Change Risk Expert

Identifying risks associated with change requests to avoid problems

Overview

“Never touch a running system” — unfortunately, running IT systems are not static systems. Applications need to be adapted, preventive changes carried out, bugs fixed, faulty configurations corrected, and updates applied. Changes bring with them the risk of failure. Seemingly innocent modifications can trigger cascading avalanches of service disruptions, in the worst case bringing entire companies to a standstill.

Changes are responsible for some 80% of all incidents that result in client outages. The more complex an IT system, the more difficult it becomes to estimate the effect of a change.

An essential aspect of an effective change management process is risk management, which aims to assess and mitigate the impact of changes to reduce any chance of failure. Today, IT service providers typically assess the risk of a change through the risk categorization approach performed either manually, or through a questionnaire. The manual approach to estimating risk is very subjective and in the worst-case biased. The questionnaire approach suffers from applying the same set of questions regardless of the type of change request submitted. There is, thus, a need for a more accurate risk assessment method that takes into consideration the unique context of each change request.

Another important issue is that, the larger an IT organization, the more difficult it becomes for individual change requesters to stay abreast of the success and failure reasons encountered by their colleagues.

Change Risk Expert

To address both issues, CRE employs an advanced classification method that goes beyond the current change classification systems and classifies changes finely in order to define a unique change context for accurate risk management and effectively share best practices and disseminate lessons learned in a targeted fashion by showing only the relevant information to the change requesters at a given time. Furthermore, CRE’s advanced real-time risk management capabilities ensure proper assessment and mitigation of change risks, thereby reducing the chance of failure.

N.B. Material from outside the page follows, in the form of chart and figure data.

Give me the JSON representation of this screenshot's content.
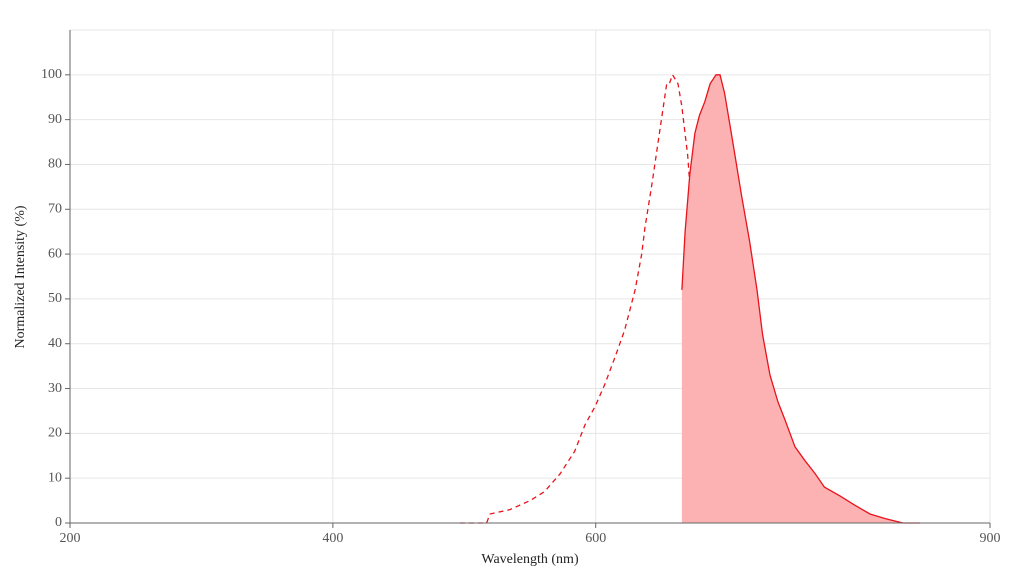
{
  "chart_data": {
    "type": "line",
    "xlabel": "Wavelength (nm)",
    "ylabel": "Normalized Intensity (%)",
    "xlim": [
      200,
      900
    ],
    "xticks": [
      200,
      400,
      600,
      900
    ],
    "ylim": [
      0,
      110
    ],
    "yticks": [
      0,
      10,
      20,
      30,
      40,
      50,
      60,
      70,
      80,
      90,
      100
    ],
    "grid": true,
    "series": [
      {
        "color": "#e8141b",
        "dash": true,
        "x": [
          496.7,
          517,
          519.6,
          534.8,
          550,
          561,
          573,
          584,
          592,
          599.5,
          607,
          614.7,
          622,
          630,
          635,
          637.5,
          643,
          649,
          654,
          656,
          658.5,
          662.6,
          665.5,
          670,
          675.5,
          677.8,
          677.8
        ],
        "values": [
          0,
          0,
          2,
          3,
          5,
          7,
          11,
          16,
          22,
          26,
          31,
          37,
          43,
          52,
          60,
          66,
          76,
          88,
          98,
          98,
          100,
          98,
          93,
          82,
          60,
          55,
          0
        ]
      },
      {
        "color": "#e8141b",
        "dash": false,
        "fill": "#fcb1b2",
        "x": [
          665.6,
          668,
          671.7,
          675.5,
          679,
          683,
          687,
          691.5,
          694.6,
          698,
          702,
          706,
          711,
          717,
          722.7,
          727,
          732.6,
          738.7,
          744,
          751.6,
          759,
          767,
          774,
          786,
          797,
          808.7,
          820,
          833.8,
          846.7
        ],
        "values": [
          52,
          65,
          78,
          87,
          91,
          94,
          98,
          100,
          100,
          96,
          89,
          82,
          73,
          63,
          52,
          42,
          33,
          27,
          23,
          17,
          14,
          11,
          8,
          6,
          4,
          2,
          1,
          0,
          0
        ]
      }
    ]
  }
}
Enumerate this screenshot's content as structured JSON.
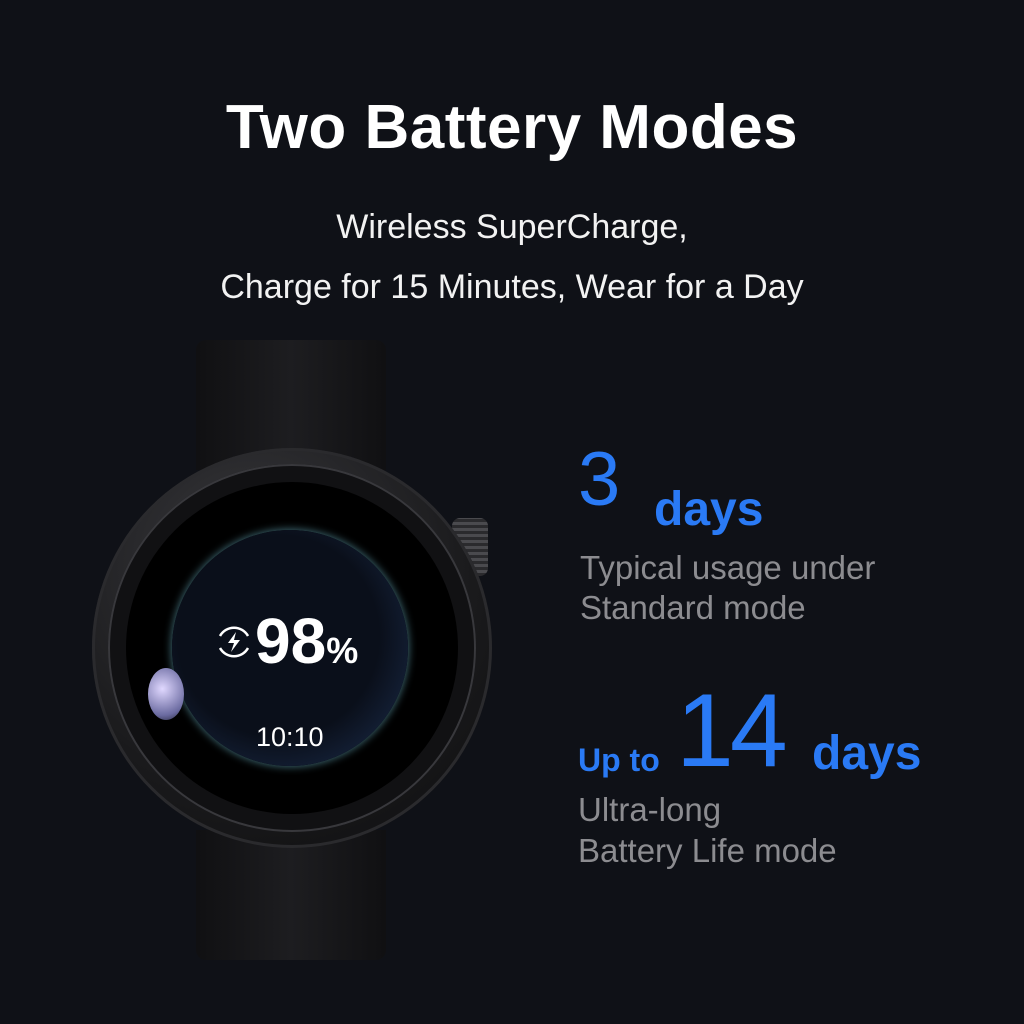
{
  "title": "Two Battery Modes",
  "subtitle_lines": [
    "Wireless SuperCharge,",
    "Charge for 15 Minutes, Wear for a Day"
  ],
  "watch": {
    "battery": "98",
    "percent_sign": "%",
    "time": "10:10",
    "charging_icon": "wireless-charging-icon"
  },
  "standard": {
    "number": "3",
    "unit": "days",
    "desc_lines": [
      "Typical usage under",
      "Standard mode"
    ]
  },
  "ultra": {
    "prefix": "Up to",
    "number": "14",
    "unit": "days",
    "desc_lines": [
      "Ultra-long",
      "Battery Life mode"
    ]
  },
  "colors": {
    "accent": "#2a7af5",
    "background": "#0f1117",
    "muted": "#8c8c90"
  }
}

For the change ticket classification, we choose to implement a regularized logistic regression as it has been shown to provide outstanding predictive performance across a range of text classification tasks and corpora. Although the maximum entropy classifier yields very high classification accuracy, the creation of labeled tickets is costly. This is further exacerbated by the fact that classifiers trained for support groups in one location cannot readily be transferred to other support groups performing the same task due to variations in lingua.

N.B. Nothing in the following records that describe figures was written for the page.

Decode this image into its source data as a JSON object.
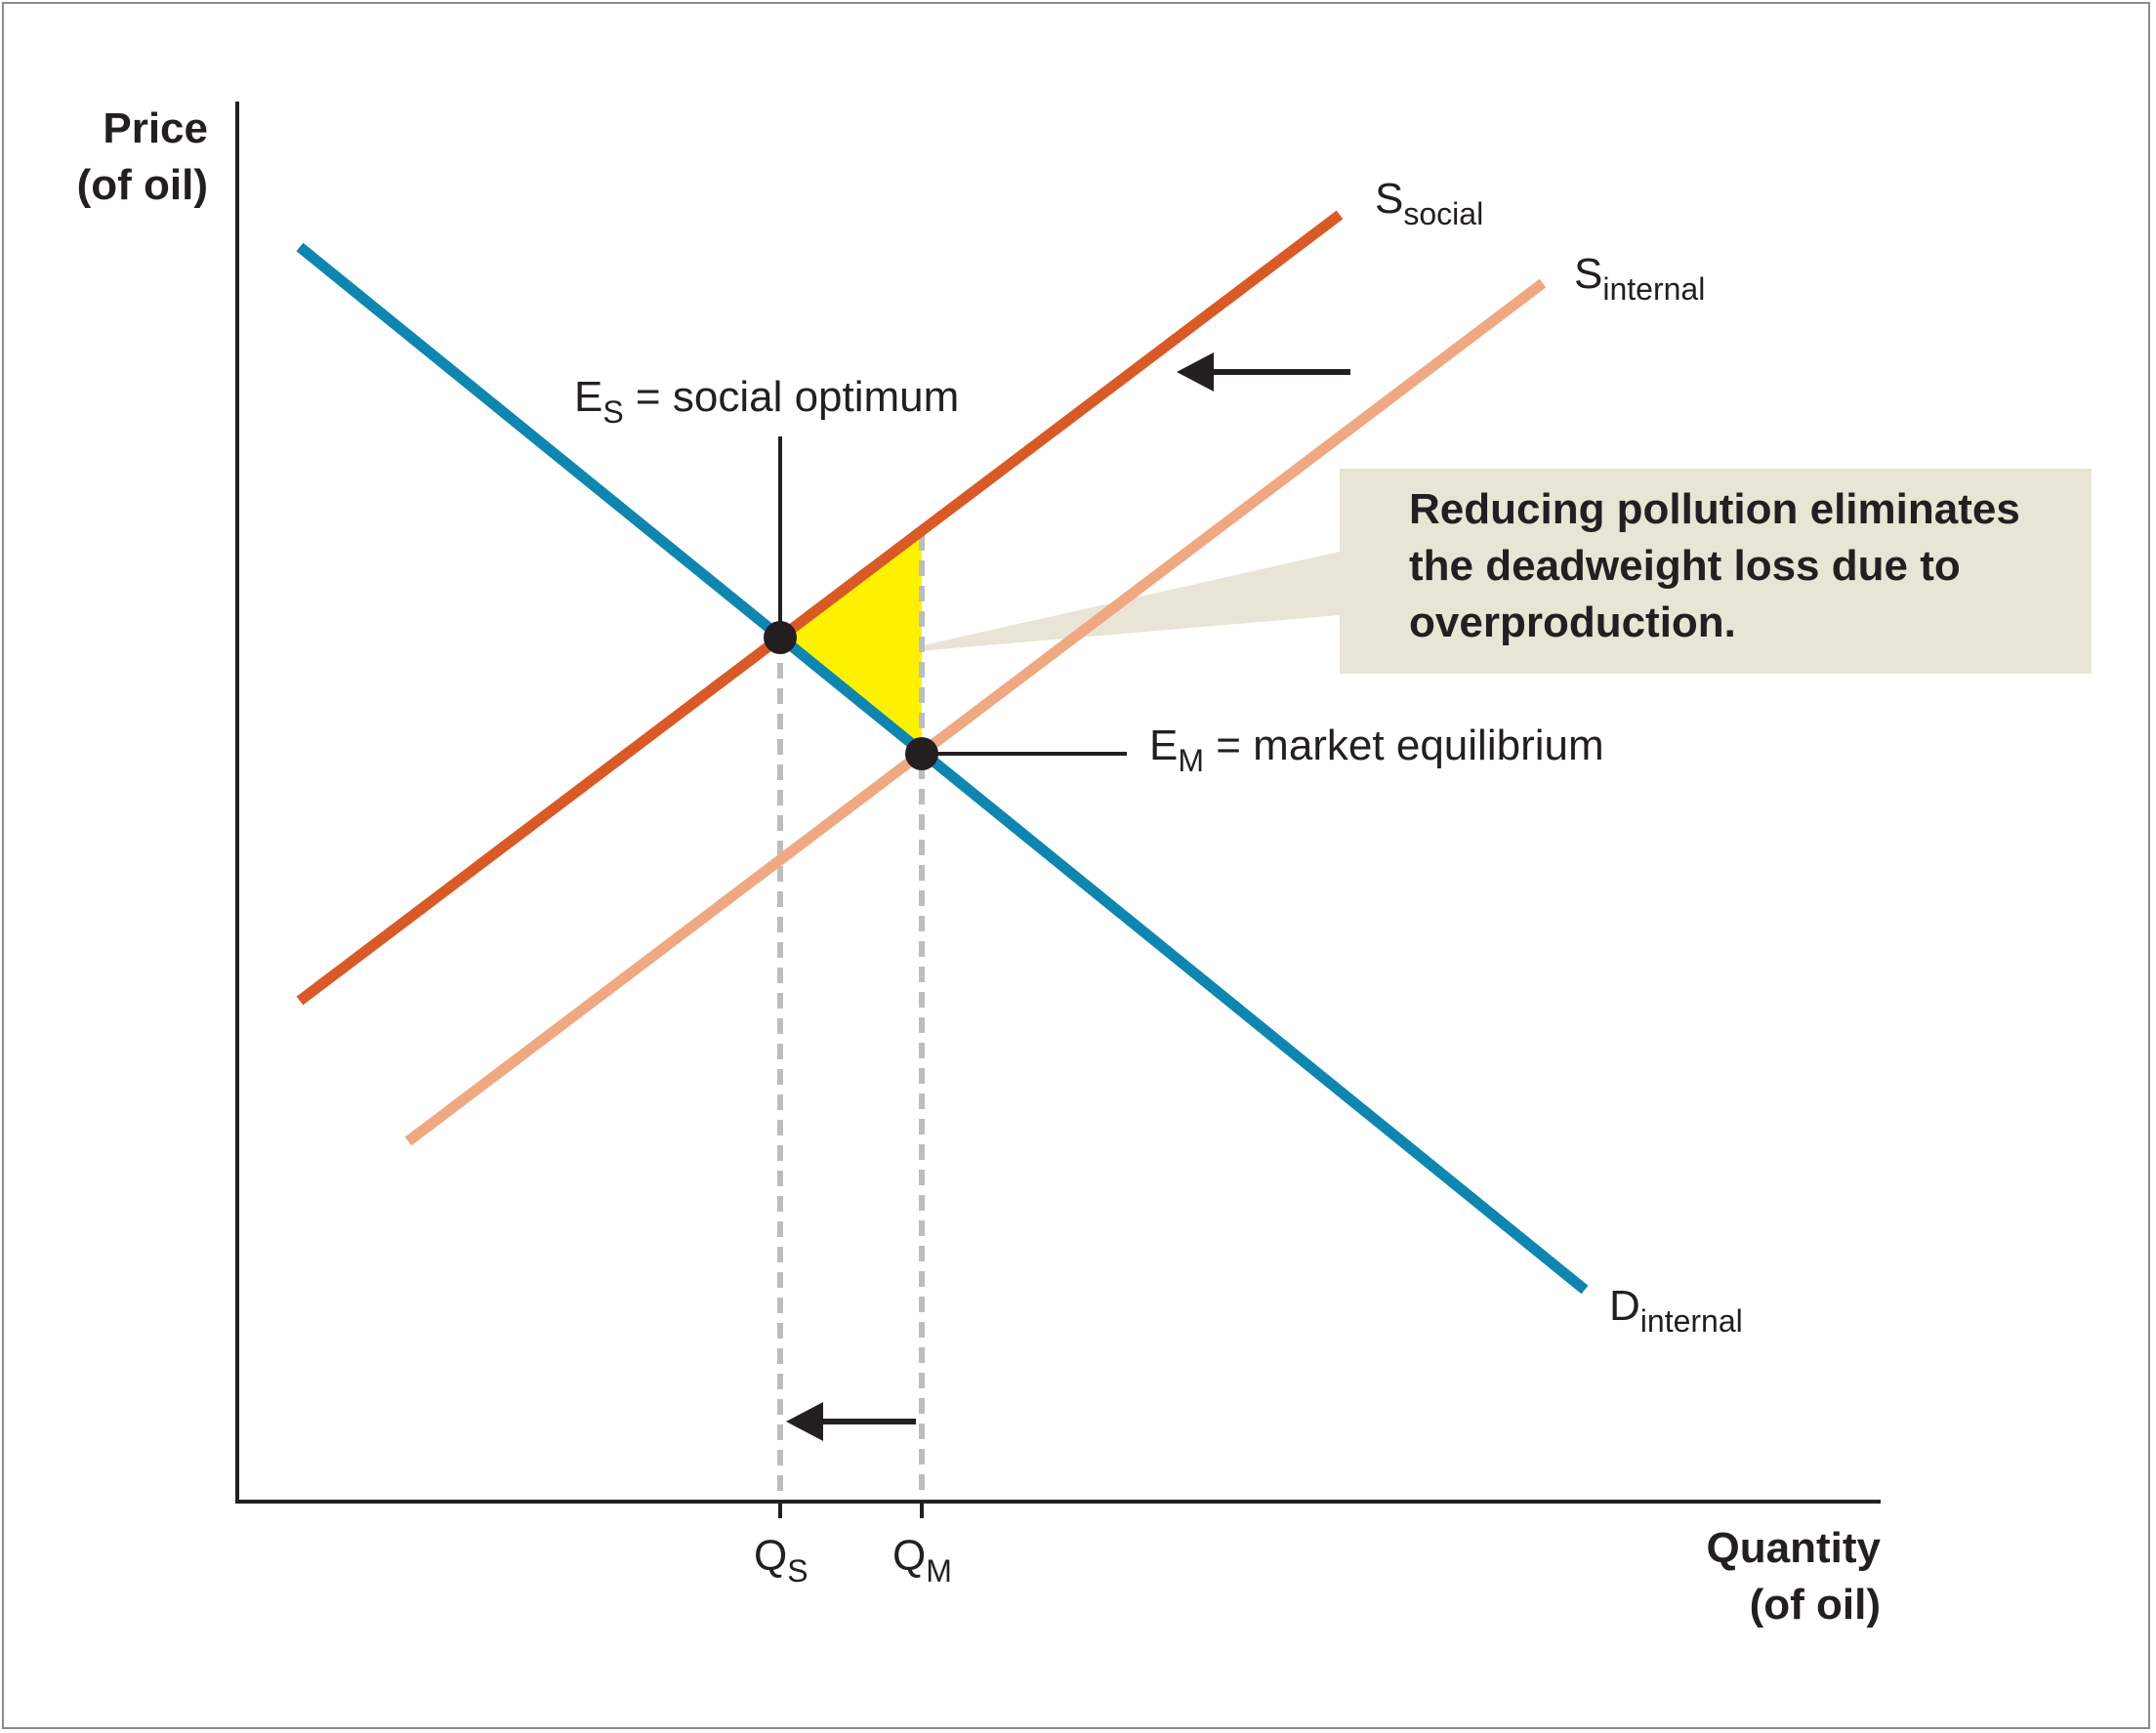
{
  "axes": {
    "y_label_line1": "Price",
    "y_label_line2": "(of oil)",
    "x_label_line1": "Quantity",
    "x_label_line2": "(of oil)"
  },
  "curves": {
    "s_social": {
      "main": "S",
      "sub": "social",
      "color": "#d95a26"
    },
    "s_internal": {
      "main": "S",
      "sub": "internal",
      "color": "#f0a882"
    },
    "d_internal": {
      "main": "D",
      "sub": "internal",
      "color": "#0e86b0"
    }
  },
  "points": {
    "social_optimum": {
      "main": "E",
      "sub": "S",
      "text": " = social optimum"
    },
    "market_equilibrium": {
      "main": "E",
      "sub": "M",
      "text": " = market equilibrium"
    }
  },
  "ticks": {
    "qs": {
      "main": "Q",
      "sub": "S"
    },
    "qm": {
      "main": "Q",
      "sub": "M"
    }
  },
  "callout": {
    "text": "Reducing pollution eliminates the deadweight loss due to overproduction.",
    "background": "#e8e5d6"
  },
  "colors": {
    "deadweight_loss": "#fff200",
    "guide_lines": "#bdbdbd",
    "axis": "#231f20"
  }
}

To reduce labeling costs we added active learning, experiment with transfer learning as well as a general expectation criteria classifier. Change tickets are classified using their short description (around 100 characters long and human-generated).

Publications

  1. Kadar, C.; Wiesmann, D.; Iria, J.; Husemann, D.; Lucic, M., "Automatic Classification of Change Requests for Improved IT Service Quality," 2011 Annual SRII Global Conference (SRII), pp.430-439, March 29 2011-April 2 2011.
  2. Güven, S.and Barbu, C.M., "A Real-Time Risk Assessment and Mitigation Engine Based on Dynamic Context," 2011 IEEE International Conference on Services Computing (SCC), pp.663-670, 4-9 July 2011.
  3. Kadar, C. and Iria, J., “Domain Adaptation for Text Categorization by Feature Labeling” in “Advances in Information Retrieval”, Lecture Notes in Computer Science, 2011, pp. 424-435.
  4. Mazilu, S. and Iria, J., "L1 vs. L2 Regularization in Text Classification when Learning from Labeled Features," icmla, vol. 1, pp.166-171, 2011 10th International Conference on Machine Learning and Applications and Workshops, 2011.
  5. Güven, S., Barbu, C., Husemann D., Wiesmann, D., “Change Risk Expert: Leveraging Advanced Classification and Risk Management Techniques for Systematic Change Failure Reduction”, 2012 IFIP/IEEE NOMS, 15-20 April 2012.